Dari zaman prasejarah sampai kedatangan orang Barat, sejarah Sumatera Barat dapat dikatakan
identik dengan sejarah Minangkabau. Walaupun masyarakat Mentawai diduga telah ada pada masa itu,
tetapi bukti-bukti tentang keberadaan mereka masih sangat sedikit.

Masa Prasejarah
Di pelosok desa Mahat, Suliki Gunung Mas, Kabupaten Lima Puluh Kota banyak ditemukan
peninggalan kebudayaan megalitikum. Bukti arkeologis yang ditemukan di atas bisa memberi indikasi
bahwa daerah Lima Puluh Kota dan sekitarnya merupakan daerah pertama yang dihuni oleh nenek
moyang orang Minangkabau. Penafsiran ini beralasan, karena dari luhak Lima Puluh Kota ini mengalir
beberapa sungai besar yang bermuara di pantai timur pulau Sumatera. Sungai-sungai ini dapat dilayari
dan memang menjadi sarana transportasi yang penting dari zaman dahulu hingga akhir abad yang lalu.
Nenek moyang orang Minangkabau diduga datang melalui rute ini. Mereka berlayar dari daratan Asia
(Indochina) mengarungi Laut Cina Selatan, menyeberangi Selat Malaka dan kemudian melayari sungai
Kampar, sungai Siak, dan sungai Inderagiri. Setelah melakukan perjalanan panjang, mereka tinggal dan
mengembangkan kebudayaan serta peradaban di wilayah Luhak Nan Tigo (Lima Puluh
Kota, Agam, Tanah Datar) sekarang.
Percampuran dengan para pendatang pada masa-masa berikutnya menyebabkan tingkat kebudayaan
mereka jadi berubah dan jumlah mereka jadi bertambah. Lokasi pemukiman mereka menjadi semakin
sempit dan akhirnya mereka merantau ke berbagai bagian Sumatera Barat yang lainnya. Sebagian pergi
ke utara, menuju Lubuk Sikaping, Rao, dan Ophir. Sebagian lain pergi ke arah selatan menuju Solok,
Sijunjung dan Dharmasraya. Banyak pula di antara mereka yang menyebar ke bagian barat, terutama ke
daerah pesisir, seperti Tiku, Pariaman, dan Painan.

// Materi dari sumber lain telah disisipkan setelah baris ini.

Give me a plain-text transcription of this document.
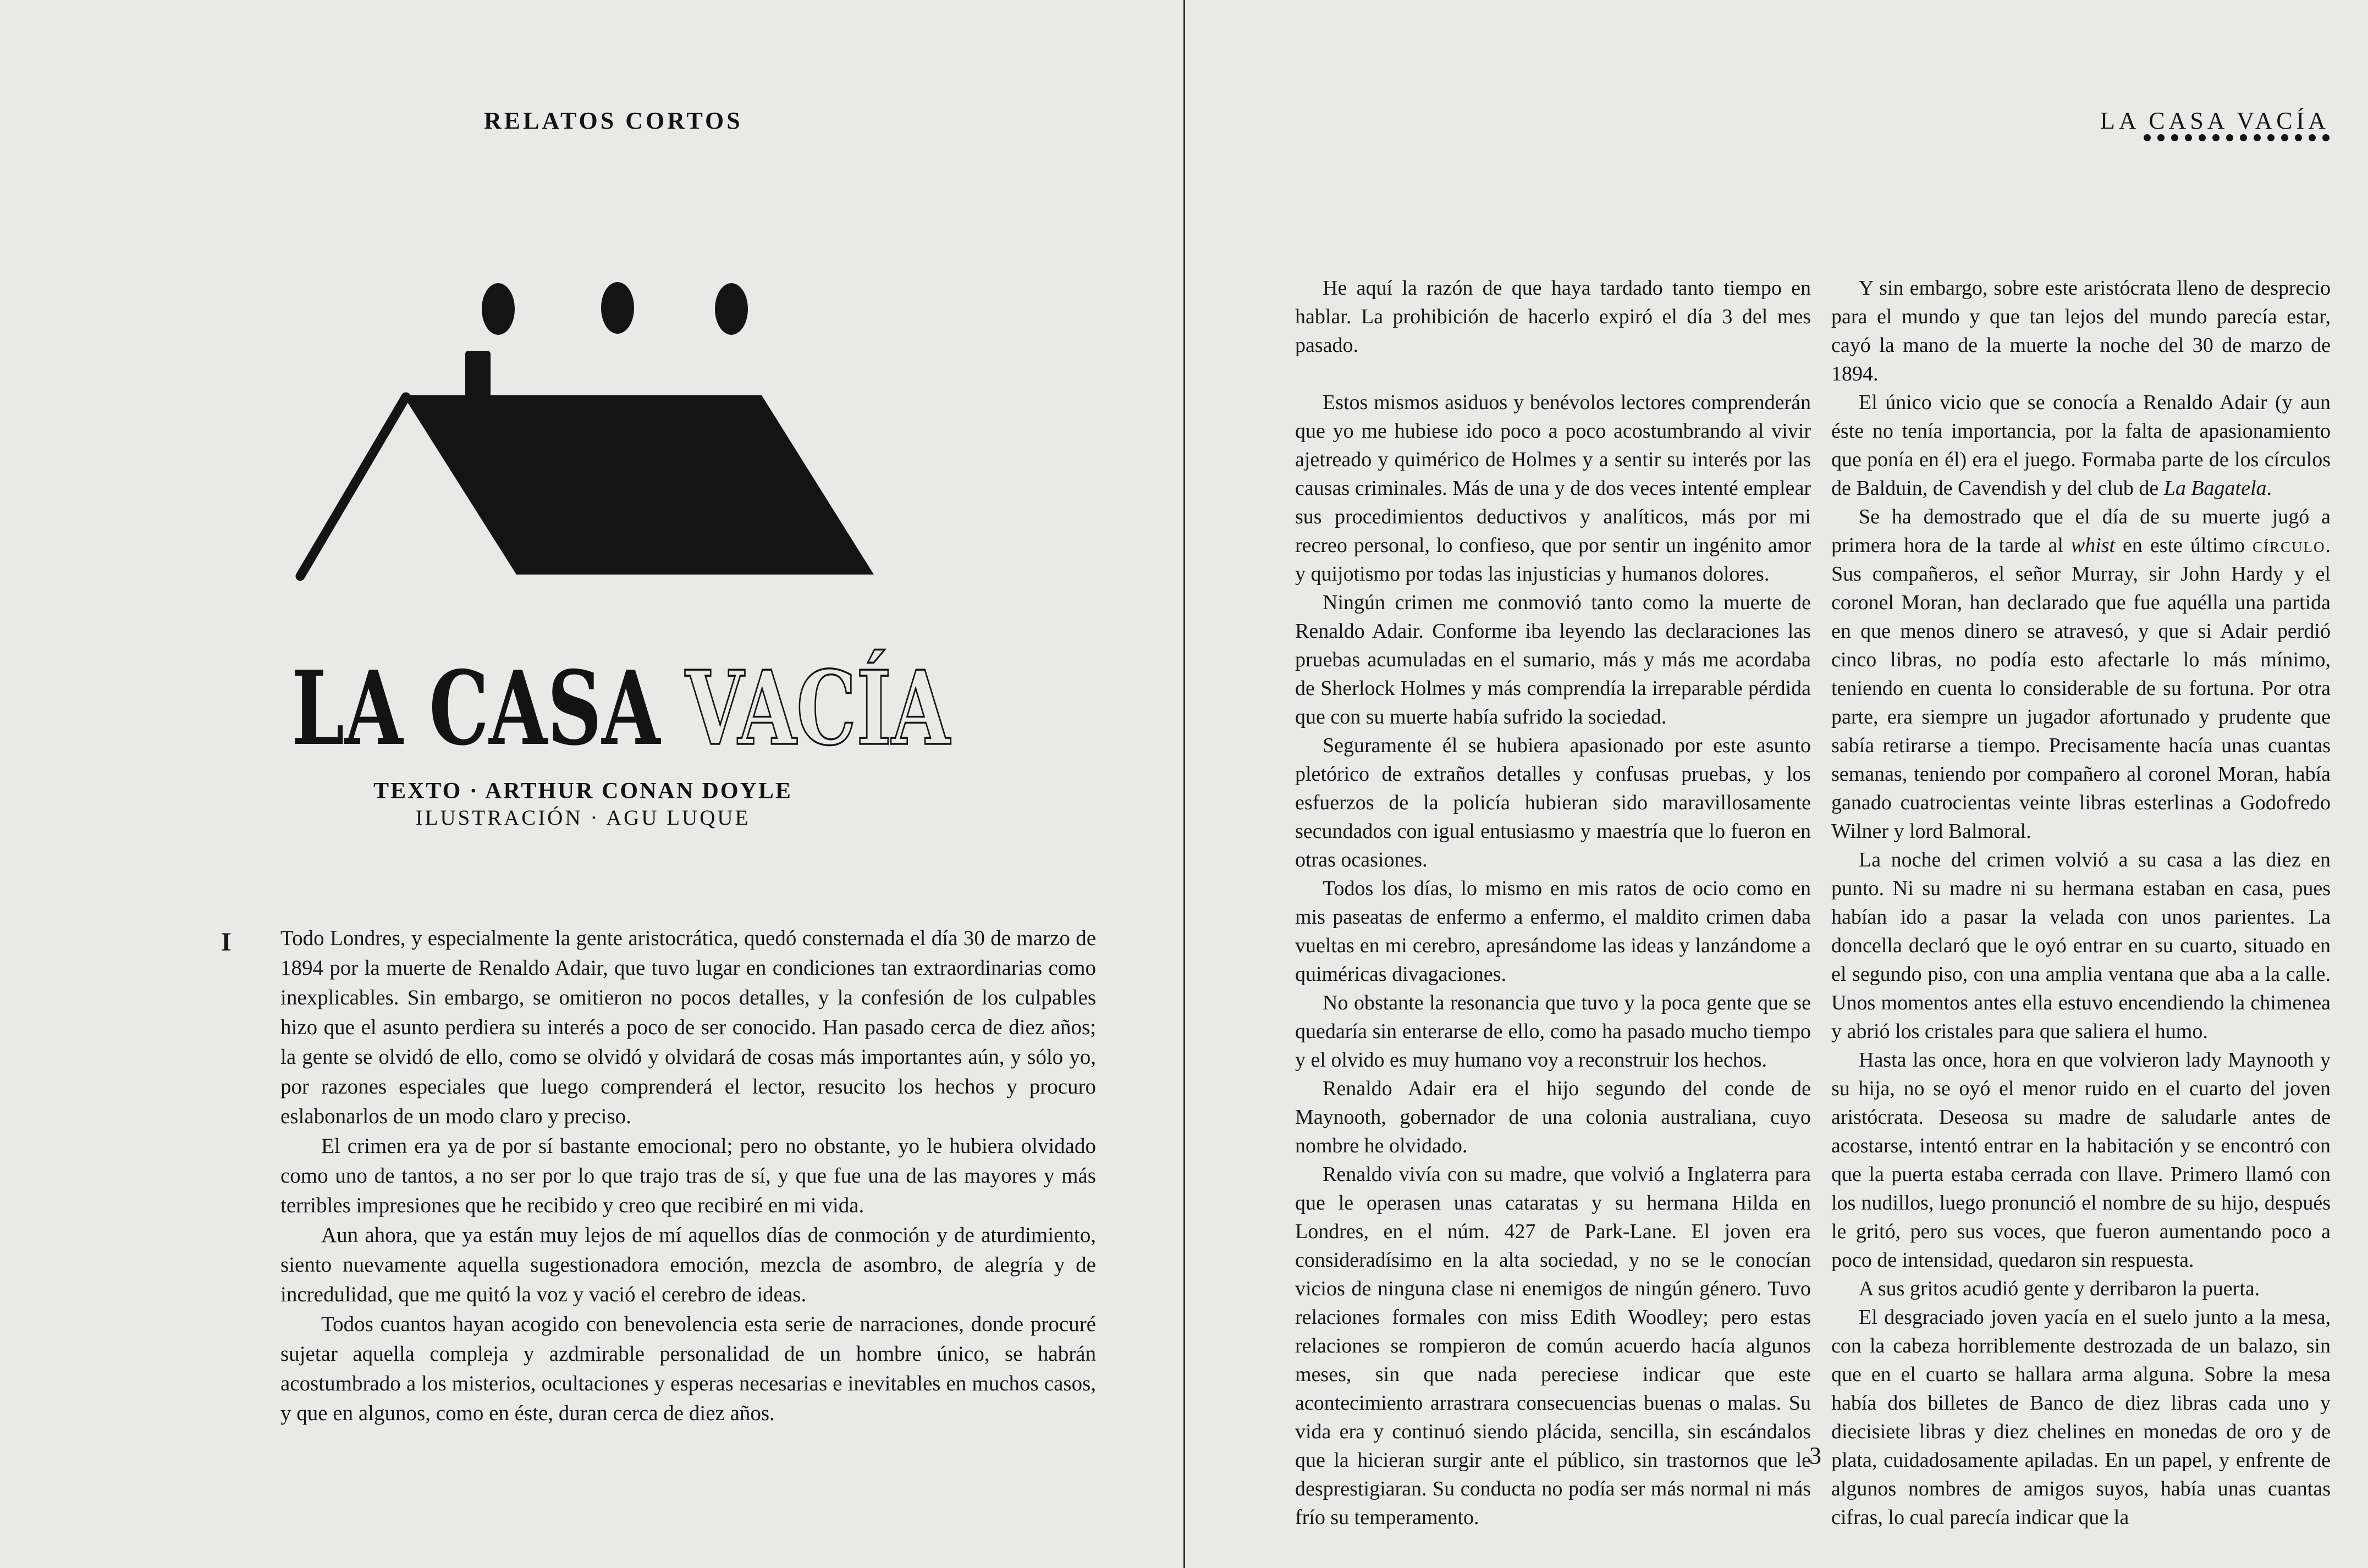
RELATOS CORTOS
LA CASA VACÍA
TEXTO · ARTHUR CONAN DOYLE
ILUSTRACIÓN · AGU LUQUE
I Todo Londres, y especialmente la gente aristocrática, quedó consternada el día 30 de marzo de 1894 por la muerte de Renaldo Adair, que tuvo lugar en condiciones tan extraordinarias como inexplicables. Sin embargo, se omitieron no pocos detalles, y la confesión de los culpables hizo que el asunto perdiera su interés a poco de ser conocido. Han pasado cerca de diez años; la gente se olvidó de ello, como se olvidó y olvidará de cosas más importantes aún, y sólo yo, por razones especiales que luego comprenderá el lector, resucito los hechos y procuro eslabonarlos de un modo claro y preciso.

El crimen era ya de por sí bastante emocional; pero no obstante, yo le hubiera olvidado como uno de tantos, a no ser por lo que trajo tras de sí, y que fue una de las mayores y más terribles impresiones que he recibido y creo que recibiré en mi vida.

Aun ahora, que ya están muy lejos de mí aquellos días de conmoción y de aturdimiento, siento nuevamente aquella sugestionadora emoción, mezcla de asombro, de alegría y de incredulidad, que me quitó la voz y vació el cerebro de ideas.

Todos cuantos hayan acogido con benevolencia esta serie de narraciones, donde procuré sujetar aquella compleja y azdmirable personalidad de un hombre único, se habrán acostumbrado a los misterios, ocultaciones y esperas necesarias e inevitables en muchos casos, y que en algunos, como en éste, duran cerca de diez años.

LA CASA VACÍA

He aquí la razón de que haya tardado tanto tiempo en hablar. La prohibición de hacerlo expiró el día 3 del mes pasado.

Estos mismos asiduos y benévolos lectores comprenderán que yo me hubiese ido poco a poco acostumbrando al vivir ajetreado y quimérico de Holmes y a sentir su interés por las causas criminales. Más de una y de dos veces intenté emplear sus procedimientos deductivos y analíticos, más por mi recreo personal, lo confieso, que por sentir un ingénito amor y quijotismo por todas las injusticias y humanos dolores.

Ningún crimen me conmovió tanto como la muerte de Renaldo Adair. Conforme iba leyendo las declaraciones las pruebas acumuladas en el sumario, más y más me acordaba de Sherlock Holmes y más comprendía la irreparable pérdida que con su muerte había sufrido la sociedad.

Seguramente él se hubiera apasionado por este asunto pletórico de extraños detalles y confusas pruebas, y los esfuerzos de la policía hubieran sido maravillosamente secundados con igual entusiasmo y maestría que lo fueron en otras ocasiones.

Todos los días, lo mismo en mis ratos de ocio como en mis paseatas de enfermo a enfermo, el maldito crimen daba vueltas en mi cerebro, apresándome las ideas y lanzándome a quiméricas divagaciones.

No obstante la resonancia que tuvo y la poca gente que se quedaría sin enterarse de ello, como ha pasado mucho tiempo y el olvido es muy humano voy a reconstruir los hechos.

Renaldo Adair era el hijo segundo del conde de Maynooth, gobernador de una colonia australiana, cuyo nombre he olvidado.

Renaldo vivía con su madre, que volvió a Inglaterra para que le operasen unas cataratas y su hermana Hilda en Londres, en el núm. 427 de Park-Lane. El joven era consideradísimo en la alta sociedad, y no se le conocían vicios de ninguna clase ni enemigos de ningún género. Tuvo relaciones formales con miss Edith Woodley; pero estas relaciones se rompieron de común acuerdo hacía algunos meses, sin que nada pereciese indicar que este acontecimiento arrastrara consecuencias buenas o malas. Su vida era y continuó siendo plácida, sencilla, sin escándalos que la hicieran surgir ante el público, sin trastornos que le desprestigiaran. Su conducta no podía ser más normal ni más frío su temperamento.

Y sin embargo, sobre este aristócrata lleno de desprecio para el mundo y que tan lejos del mundo parecía estar, cayó la mano de la muerte la noche del 30 de marzo de 1894.

El único vicio que se conocía a Renaldo Adair (y aun éste no tenía importancia, por la falta de apasionamiento que ponía en él) era el juego. Formaba parte de los círculos de Balduin, de Cavendish y del club de La Bagatela.

Se ha demostrado que el día de su muerte jugó a primera hora de la tarde al whist en este último círculo. Sus compañeros, el señor Murray, sir John Hardy y el coronel Moran, han declarado que fue aquélla una partida en que menos dinero se atravesó, y que si Adair perdió cinco libras, no podía esto afectarle lo más mínimo, teniendo en cuenta lo considerable de su fortuna. Por otra parte, era siempre un jugador afortunado y prudente que sabía retirarse a tiempo. Precisamente hacía unas cuantas semanas, teniendo por compañero al coronel Moran, había ganado cuatrocientas veinte libras esterlinas a Godofredo Wilner y lord Balmoral.

La noche del crimen volvió a su casa a las diez en punto. Ni su madre ni su hermana estaban en casa, pues habían ido a pasar la velada con unos parientes. La doncella declaró que le oyó entrar en su cuarto, situado en el segundo piso, con una amplia ventana que aba a la calle. Unos momentos antes ella estuvo encendiendo la chimenea y abrió los cristales para que saliera el humo.

Hasta las once, hora en que volvieron lady Maynooth y su hija, no se oyó el menor ruido en el cuarto del joven aristócrata. Deseosa su madre de saludarle antes de acostarse, intentó entrar en la habitación y se encontró con que la puerta estaba cerrada con llave. Primero llamó con los nudillos, luego pronunció el nombre de su hijo, después le gritó, pero sus voces, que fueron aumentando poco a poco de intensidad, quedaron sin respuesta.

A sus gritos acudió gente y derribaron la puerta.

El desgraciado joven yacía en el suelo junto a la mesa, con la cabeza horriblemente destrozada de un balazo, sin que en el cuarto se hallara arma alguna. Sobre la mesa había dos billetes de Banco de diez libras cada uno y diecisiete libras y diez chelines en monedas de oro y de plata, cuidadosamente apiladas. En un papel, y enfrente de algunos nombres de amigos suyos, había unas cuantas cifras, lo cual parecía indicar que la

3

Kerajaan-kerajaan Minangkabau
Menurut tambo Minangkabau, pada periode abad ke-1 hingga abad ke-16, banyak berdiri kerajaan-
kerajaan kecil di selingkaran Sumatera Barat. Kerajaan-kerajaan itu antara lain Kesultanan
Kuntu, Kerajaan Kandis, Kerajaan Siguntur, Kerajaan Pasumayan Koto Batu, Bukit Batu
Patah, Kerajaan Sungai Pagu, Kerajaan Inderapura, Kerajaan Jambu Lipo, Kerajaan
Taraguang, Kerajaan Dusun Tuo, Kerajaan Bungo Setangkai, Kerajaan Talu, Kerajaan Kinali, Kerajaan
Parit Batu, Kerajaan Pulau Punjung dan Kerajaan Pagaruyung. Kerajaan-kerajaan ini tidak pernah
berumur panjang, dan biasanya berada dibawah pengaruh kerajaan-kerajaan besar, Malayu dan
Pagaruyung.

Kerajaan Pagaruyung
Sejarah propinsi Sumatera Barat menjadi lebih terbuka sejak masa pemerintahan Adityawarman. Raja
ini cukup banyak meninggalkan prasasti mengenai dirinya, walaupun dia tidak pernah mengatakan
dirinya sebagai Raja Minangkabau. Adityawarman memang pernah memerintah di Pagaruyung, suatu
negeri yang dipercayai warga Minangkabau sebagai pusat kerajaannya.
Adityawarman adalah tokoh penting dalam sejarah Minangkabau. Di samping memperkenalkan sistem
pemerintahan dalam bentuk kerajaan, dia juga membawa suatu sumbangan yang besar bagi alam
Minangkabau. Kontribusinya yang cukup penting itu adalah penyebaran agama Buddha. Agama ini
pernah punya pengaruh yang cukup kuat di Minangkabau. Terbukti dari nama beberapa nagari di
Sumatera Barat dewasa ini yang berbau Budaya atau Jawa seperti Saruaso, Pariangan, Padang
Barhalo, Candi, Biaro, Sumpur, dan Selo.
Sejarah Sumatera Barat sepeninggal Adityawarman hingga pertengahan abad ke-17 terlihat semakin
kompleks. Pada masa ini hubungan Sumatera Barat dengan dunia luar, terutama Aceh semakin intensif.
Sumatera Barat waktu itu berada dalam dominasi politik Aceh yang juga memonopoli kegiatan
perekonomian di daerah ini. Seiring dengan semakin intensifnya hubungan tersebut, suatu nilai baru
mulai dimasukkan ke Sumatera Barat. Nilai baru itu akhimya menjadi suatu fundamen yang begitu
kukuh melandasi kehidupan sosial-budaya masyarakat Sumatera Barat. Nilai baru tersebut adalah agama
Islam.
Syekh Burhanuddin dianggap sebagai penyebar pertama Islam di Sumatera Barat. Sebelum
mengembangkan agama Islam di Sumatera Barat, ulama ini pernah menuntut ilmu di Aceh.

Kebudayaan Sumatera Barat ( Rumah Adat, Pakaian Adat,Tarian, Musik dan Makanan khas)
Sumatera Barat adalah salah satu provinsi di Indonesia yang terletak di pulau Sumatera dengan Padang
sebagai ibu kotanya. Sesuai dengan namanya, wilayah provinsi ini menempati sepanjang pesisir barat
Sumatera bagian tengah dan sejumlah pulau di lepas pantainya seperti Kepulauan Mentawai. Dari utara
ke selatan, provinsi dengan wilayah seluas 42.297,30 km² ini berbatasan dengan empat provinsi, yakni
Sumatera Utara, Riau, Jambi, dan Bengkulu.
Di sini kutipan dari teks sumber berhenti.